Scuola, civica e politica
di Simone Bionda, insegnante d’italiano presso il Liceo cantonale di Bellinzona
La civica a scuola è un tema sempreverde (ma spesso di centro-destra) che si affaccia periodicamente sulla tragicomica scena politica ticinese. Nel 2000 fu il turno dei Giovani liberali radicali, ora tocca agli ambienti populisti e nazionalisti. La civichetta proposta da Alberto Siccardi e accoliti (sostanzialmente avallata dal compromesso approvato dal Gran Consiglio) non aumenterà di un grammo la conoscenza delle istituzioni da parte dei nostri giovani. Date, a un insegnante qualsiasi, quattro ore-lezione e dirà tutto quel che va detto sulla civica: un buon manuale, una bella prova scritta, un voto finale e buona notte. Indebolirà invece la storia, una materia già sacrificata nella dotazione oraria, disciplina senza la quale la civica vale poco o nulla, a meno che non sia intesa quale strumento per preparare il proprio (futuro) successo politico. Così, prima delle ore di civica, chiameremo l’alza- bandiera, intoneremo l’inno nazionale con la mano sul cuore, e diremo che nel migliore dei mondi possibili (la Svizzera) ci sono le istituzioni migliori possibili (quelle ticinesi). Gli alunni delle scuole medie conosceranno a memoria, per un mese o poco più, il numero esatto di firme necessarie a indire un referendum o a presentare un’iniziativa, ma continueranno a ignorare chi siano Montesquieu e Cesare Beccaria, poiché la filosofia si insegna solo in terza e quarta liceo. La civica alle medie scorporata dalla storia vale quanto l’educazione al galateo o l’educazione all’uncinetto (o ancora, come è già stato grottescamente proposto, l’educazione al tiro con la pistola).
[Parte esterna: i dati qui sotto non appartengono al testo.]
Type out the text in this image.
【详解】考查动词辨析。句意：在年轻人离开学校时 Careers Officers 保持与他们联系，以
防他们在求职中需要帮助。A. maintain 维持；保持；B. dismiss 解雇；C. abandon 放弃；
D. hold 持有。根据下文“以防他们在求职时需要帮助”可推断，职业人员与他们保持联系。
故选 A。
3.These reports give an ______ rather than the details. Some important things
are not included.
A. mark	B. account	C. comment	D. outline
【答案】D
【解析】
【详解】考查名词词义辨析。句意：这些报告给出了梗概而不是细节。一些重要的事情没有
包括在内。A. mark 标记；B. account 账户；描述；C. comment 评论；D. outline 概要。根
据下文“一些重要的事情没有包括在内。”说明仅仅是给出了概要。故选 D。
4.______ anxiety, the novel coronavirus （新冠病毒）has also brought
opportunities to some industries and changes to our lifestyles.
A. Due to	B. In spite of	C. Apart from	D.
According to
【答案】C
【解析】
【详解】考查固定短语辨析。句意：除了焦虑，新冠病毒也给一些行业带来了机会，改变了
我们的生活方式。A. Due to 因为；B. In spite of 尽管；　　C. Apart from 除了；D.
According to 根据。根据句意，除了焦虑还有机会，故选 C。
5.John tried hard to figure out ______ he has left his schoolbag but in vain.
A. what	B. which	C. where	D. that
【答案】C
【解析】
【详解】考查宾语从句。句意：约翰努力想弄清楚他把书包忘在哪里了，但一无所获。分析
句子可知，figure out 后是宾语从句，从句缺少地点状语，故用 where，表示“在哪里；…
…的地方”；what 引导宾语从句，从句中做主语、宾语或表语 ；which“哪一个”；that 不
Sono altre le cose che “educano” il cittadino. Se un giovane arriva al liceo senza la minima conoscenza delle istituzioni, non è perché la scuola non ha fatto nulla per colmare questa lacuna, ma perché il suo posto, forse, non è il liceo. Ci sono nozioncine che i giovani possono (e devono) imparare anche al di fuori della scuola, informandosi, leggendo, in famiglia, vivendo in società. Soprattutto, non tocca alla politica dettare la griglia oraria, sarebbe anzi gravissimo se ciò avvenisse, ma è quel che succede sempre più spesso in Ticino (fanno letteralmente “scuola” i corsi di sci solo nelle stazioni ticinesi, il salmo svizzero obbligatorio alle lezioni di musica, la giornata del volontariato). Se la politica prescrivesse a un medico cosa deve o non deve somministrare a un paziente farebbe il proprio dovere?